Sen. Frist is justifying his misguided, pre-election move on the grounds that it’s the government’s responsibility to protect us from bad behavior. Said Frist on the floor of the Senate, “Internet gambling threatens our families by bringing addictive behavior right into our living rooms.”

At risk of delving into libertarian cliches, even if you buy the dubious notion that protecting us from “addictive behavior” is a legitimate function of government, even the most well-intentioned of paternalistic legislation is, ultimately, enforced at the point of a gun. The people who break these laws are arrested. The people who resist arrest risk getting shot. The end of result of legislation like Frist’s is, absurdly, that government will eventually use violence against American citizens to “protect” them from violating Sen. Bill Frist’s morals.

Here’s a real-world example: At last week’s forum for my Overkill paper, I met Salvatore and Anita Culosi, parents of Sal Culosi, the Fairfax, Virginia optometrist shot and killed by a SWAT team earlier this year. The SWAT team came to Culosi’s home to enforce Virginia’s prohibition on gambling, ostensibly designed to “protect” Virginians like Sal Culosi from wagering their own money on games of chance. Culosi, an accomplished, single man who had the means to back up his wagers, had been placing bets on football games with friends. He’s dead because there are people in Virginia’s government who fail to see the absurdity of sending a military unit to arrest a man guilty of nothing more than spending his own money in ways some people find unseemly. That’s it.

Culosi’s family is still understandably devastated. Mrs. Culosi still can’t talk about her son without fighting back tears. I choked up several times just listening to her. I can’t imagine the rage that would come with losing an adult son to such a stupid and hypocritical policy. Horrible.

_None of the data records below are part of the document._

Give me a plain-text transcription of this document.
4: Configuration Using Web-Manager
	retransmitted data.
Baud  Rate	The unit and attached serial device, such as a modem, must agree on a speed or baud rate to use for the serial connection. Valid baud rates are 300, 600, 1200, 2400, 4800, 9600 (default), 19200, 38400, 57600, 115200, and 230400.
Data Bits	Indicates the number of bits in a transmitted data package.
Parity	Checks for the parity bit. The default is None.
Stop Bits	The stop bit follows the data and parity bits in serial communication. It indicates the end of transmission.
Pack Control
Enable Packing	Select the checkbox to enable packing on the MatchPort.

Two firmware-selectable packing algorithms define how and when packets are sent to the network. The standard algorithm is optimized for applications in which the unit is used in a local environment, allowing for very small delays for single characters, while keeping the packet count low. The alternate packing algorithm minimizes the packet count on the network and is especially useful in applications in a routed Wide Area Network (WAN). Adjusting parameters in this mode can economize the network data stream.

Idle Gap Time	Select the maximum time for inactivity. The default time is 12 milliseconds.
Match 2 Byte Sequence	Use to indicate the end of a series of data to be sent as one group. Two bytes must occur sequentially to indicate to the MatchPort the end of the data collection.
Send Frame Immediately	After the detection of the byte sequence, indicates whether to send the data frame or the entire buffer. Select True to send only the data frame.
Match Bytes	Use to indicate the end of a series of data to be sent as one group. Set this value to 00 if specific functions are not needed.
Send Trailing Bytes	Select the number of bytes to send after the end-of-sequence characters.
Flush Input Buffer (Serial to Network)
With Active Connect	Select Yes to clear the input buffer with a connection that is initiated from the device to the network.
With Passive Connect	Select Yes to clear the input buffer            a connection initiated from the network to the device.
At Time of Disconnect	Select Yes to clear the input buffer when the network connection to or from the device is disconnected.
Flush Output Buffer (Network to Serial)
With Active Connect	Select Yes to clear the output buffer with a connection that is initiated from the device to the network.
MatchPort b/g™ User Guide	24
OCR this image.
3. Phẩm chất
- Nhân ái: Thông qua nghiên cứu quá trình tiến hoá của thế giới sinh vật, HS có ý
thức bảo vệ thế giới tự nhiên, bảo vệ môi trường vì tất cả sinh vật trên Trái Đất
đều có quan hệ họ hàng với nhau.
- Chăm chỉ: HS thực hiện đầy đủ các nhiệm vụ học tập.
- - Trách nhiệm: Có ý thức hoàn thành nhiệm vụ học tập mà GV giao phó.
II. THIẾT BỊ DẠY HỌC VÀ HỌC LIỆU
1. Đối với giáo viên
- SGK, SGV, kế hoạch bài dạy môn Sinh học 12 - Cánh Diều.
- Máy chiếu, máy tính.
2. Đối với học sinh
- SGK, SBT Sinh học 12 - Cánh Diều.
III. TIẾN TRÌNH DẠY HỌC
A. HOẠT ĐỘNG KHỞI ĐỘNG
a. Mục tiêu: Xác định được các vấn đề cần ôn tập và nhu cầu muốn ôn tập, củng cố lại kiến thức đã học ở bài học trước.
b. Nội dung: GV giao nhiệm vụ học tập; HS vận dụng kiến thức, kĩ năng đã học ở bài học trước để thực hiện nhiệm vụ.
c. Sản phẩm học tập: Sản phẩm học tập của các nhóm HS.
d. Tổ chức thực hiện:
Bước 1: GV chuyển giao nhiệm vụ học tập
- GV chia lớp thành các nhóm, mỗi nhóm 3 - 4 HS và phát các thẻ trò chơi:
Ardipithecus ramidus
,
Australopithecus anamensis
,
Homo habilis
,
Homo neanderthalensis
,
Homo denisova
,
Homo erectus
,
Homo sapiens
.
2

The Culosi outrage has been compounded by the insensitive and unaccountable behavior of many in Fairfax County government since the incident (are you reading, Justice Scalia?). It’s been seven months now, and the Fairfax County police department still refuses to cooperate with Culosi’s family.

Frist’s legislation is aimed primarily at financial institutions. But like all prohibitions on consensual crimes, it will fail. And so over the next several years we will inevitably see attempts by Congress to expand and strengthen the gambling prohibition, to the point where, as is now the law in Washington state, the prohibition will be aimed squarely at gamblers themselves, not just the companies that profit from gambling.

Perhaps Senators Frist and Kyl, and Reps. Leach and Goodlatte should sit down for a few minutes with Salvatore and Anita Culosi. It would at least help them understand the inevitable consequences of using the blunt instrument of government to impose their own values and morals on the rest of the country.